Non pas qu'ils fussent les seuls à s'en être rendus coupables à une époque où le phénomène était si courant qu'il a fini par intégrer le langage courant, mais il ne fait aucun doute que les sulfureux Borgia en sont devenus l'incarnation-même auprès du grand public. Il y a de quoi : ainsi apprenons-nous qu'à peine âgé de quatorze ans, Cesare était déjà intronisé évêque de Pampelune ! Titre "purement" honorifique, certes, mais Motoaki Hara nous rappelle que Pampelune était l'une des rares villes de la Péninsule ibérique à avoir résisté jusqu'au bout à l'envahisseur maure, ce qui lui conférait un aspect bien particulier... et un peu lourd à porter pour le jeune garçon, aussi mature et intelligent soit-il. Mais il faudra attendre le tome 6 pour en apprendre plus à ce sujet.

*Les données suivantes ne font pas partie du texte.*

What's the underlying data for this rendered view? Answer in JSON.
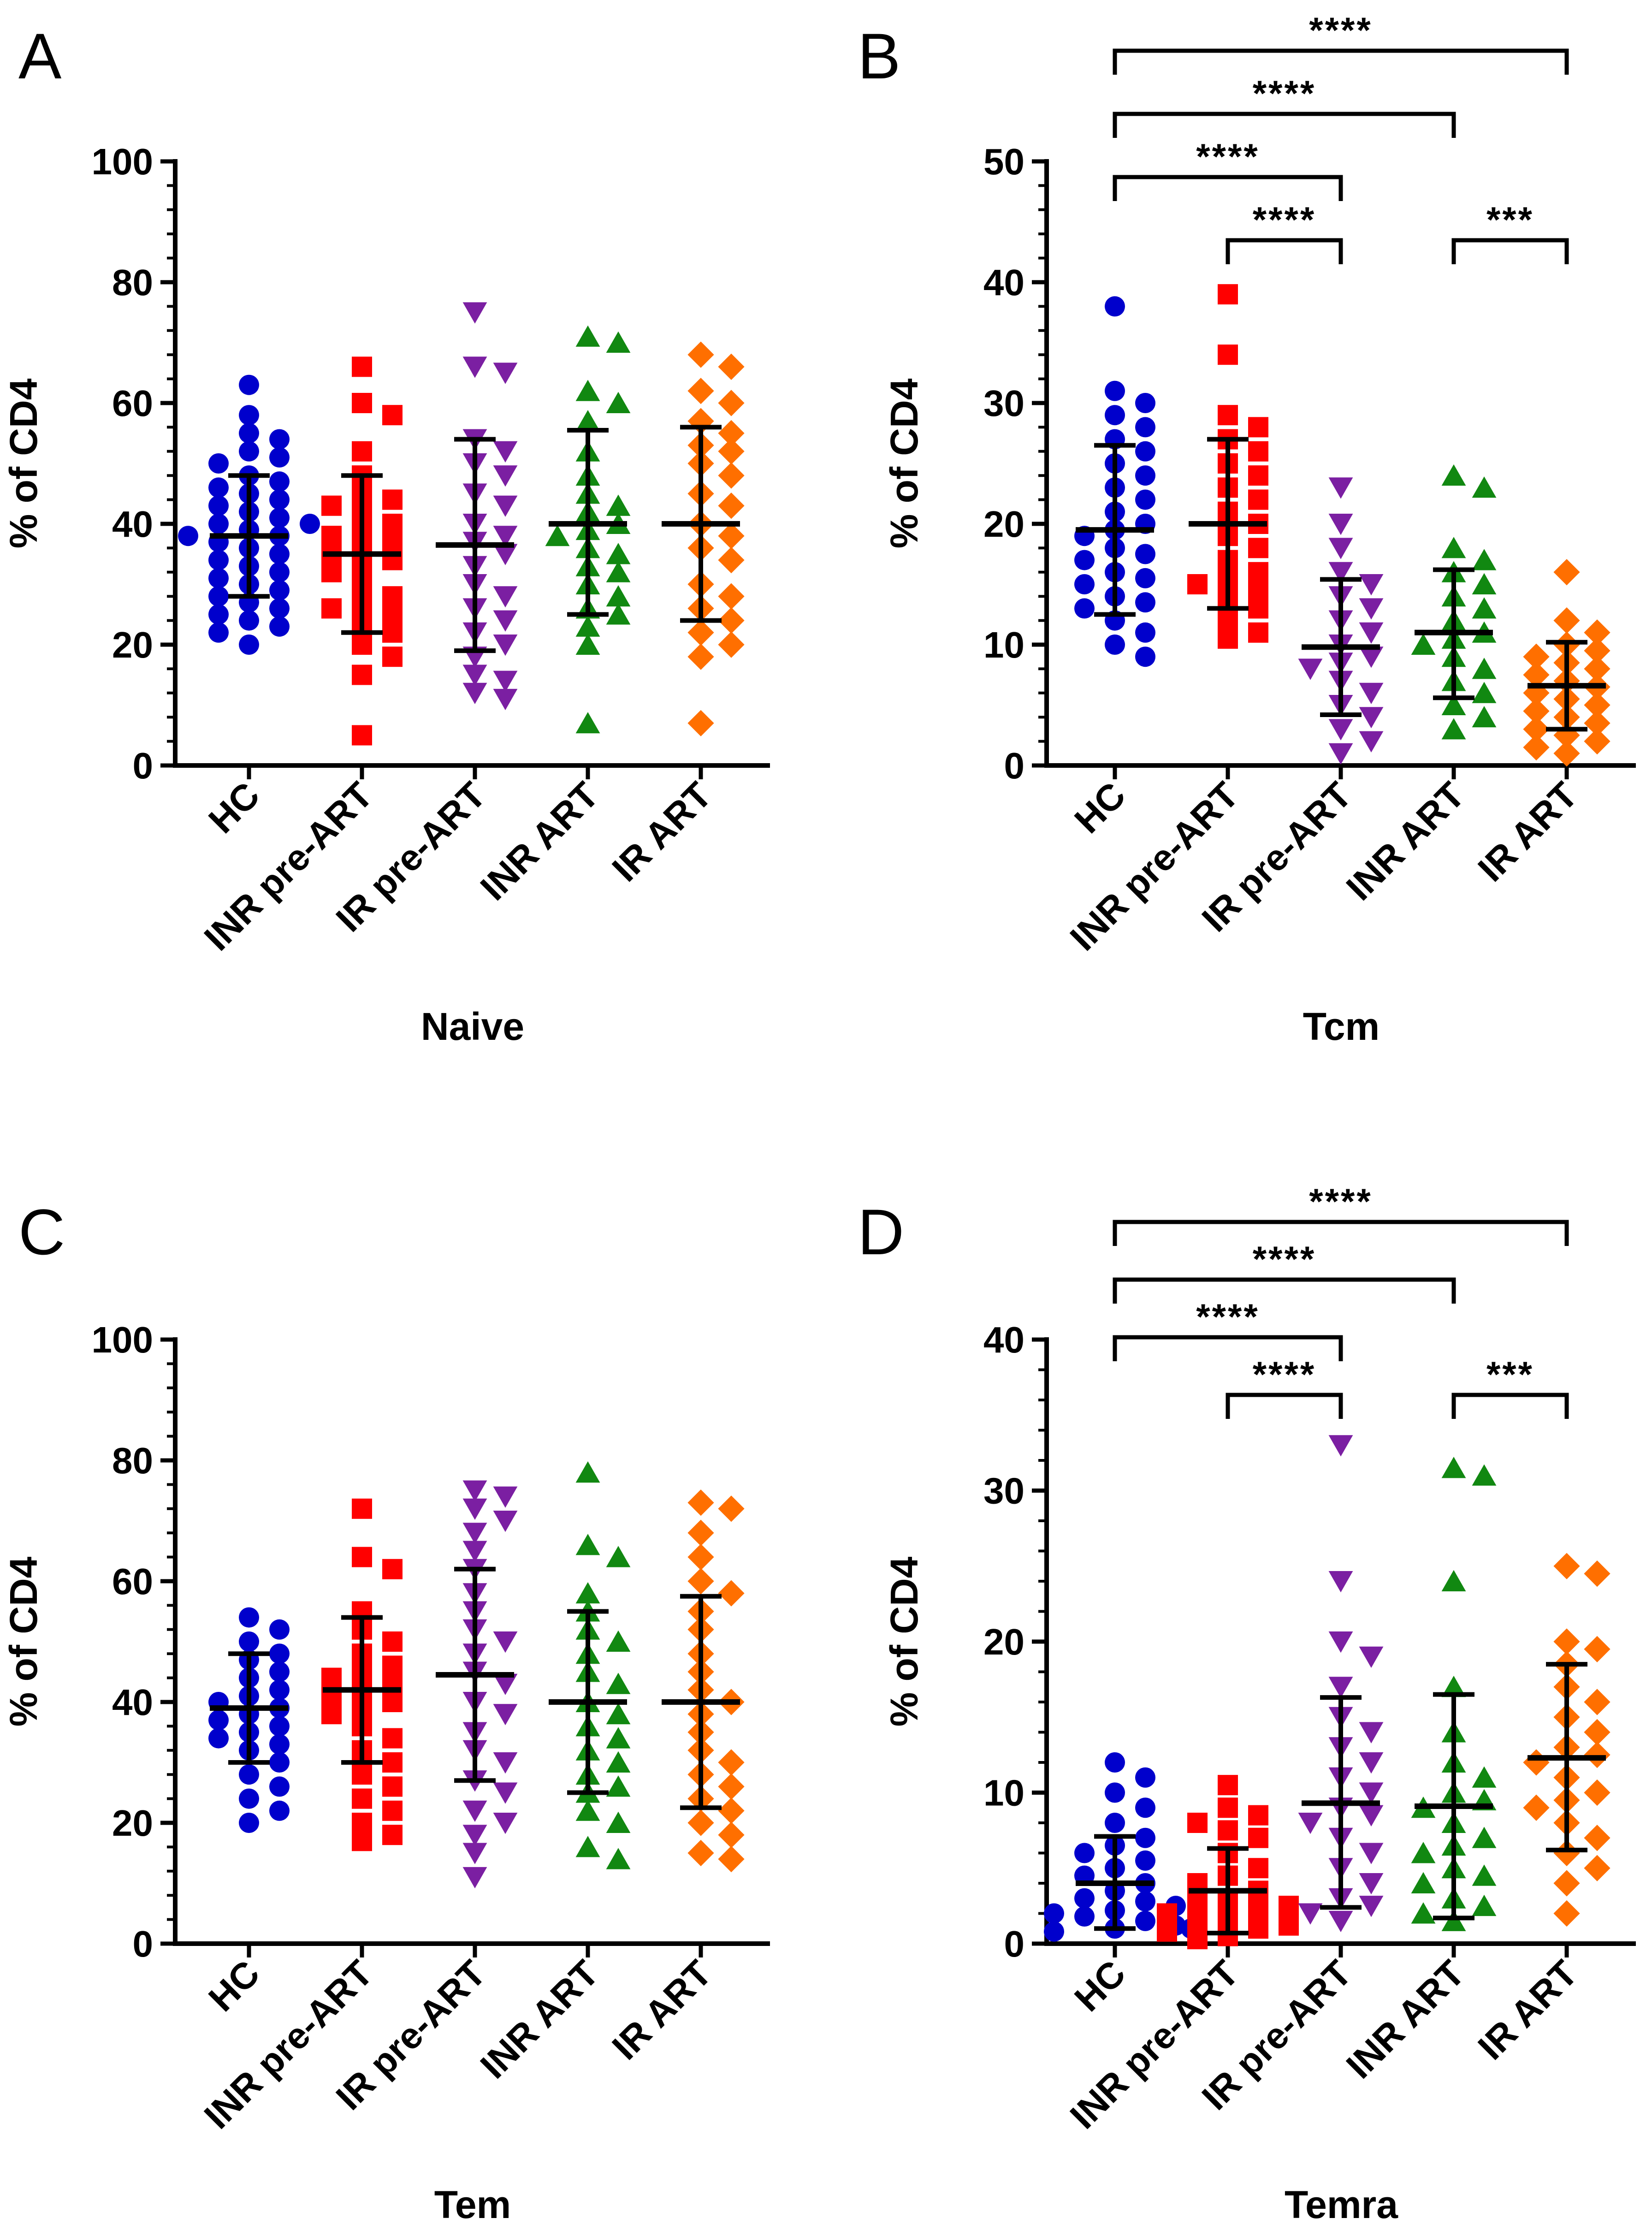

Pour l'heure, nous allons faire connaissance avec celui que Miguel, pourtant jusqu'alors plutôt charitable avec ses employeurs, décrivait comme "un être sans scrupules" dans le premier album : le patriarche du puissant clan Borgia, Rodrigo, alias "Lo Spagnolo", né Roderic Llançol, conde de Borja y Borja, cardinal et vice-chancelier de l'Église. Aussi peu flatteurs qu'aient été les commentaires le concernant, Le Valençais a cependant fière allure sous la plume de Fuyumi Soryo : belle chevelure brune, menton haut, nez busqué, lèvres sensuelles, port altier malgré une légère corpulence ... il n'est pas difficile de voir en lui le géniteur de notre héros ! D'autant que comme lui, ses manières sont excellentes, surtout lorsqu'il s'agit de charmer l'hôte de son fils à Pise, l'archevêque Raffaele Riario.


La raison de ce manège envers un adversaire traditionnel de la famille Borgia et de leurs alliés toscans les Medici devient vite apparente : sa Sainteté le pape Innocent VIII se meurt, lentement mais sûrement, d'où la nécessité de lui trouver un successeur. Or, en sa qualité de numéro deux du Saint-Siège, le "généreux et populaire" Rodrigo fait évidemment figure de favori du conclave à venir... mais pour l'emporter, il aura besoin de voix qui ne lui sont pas acquises d'office, quitte à débaucher les soutiens de son principal rival, le cardinal Giuliano Della Rovere.


Parlons-en, de ce messire Giuliano, puisque Fuyumi Soryo profite de ce petit détour par Rome pour l'introduire en fanfare. Massif lui aussi, mais le cheveu clair et la mâchoire plus carrée, Della Rovere n'a rien à envier au charisme du Borgia, mais là où son opposant ibère est tout en force tranquille, le Génois n'est que bruit et fureur, au grand dam du veule Rafaelle, lequel supporte de moins en moins bien les éclats de colère et l'arrogance de son aîné. Della Rovere est cependant plus fin que son impétuosité et ses insultes xénophobes ne le suggèrent de prime abord, comme le montre son plan pour saper les efforts des Borgia... en assassinant Cesare ! Aux grands maux les grands remèdes...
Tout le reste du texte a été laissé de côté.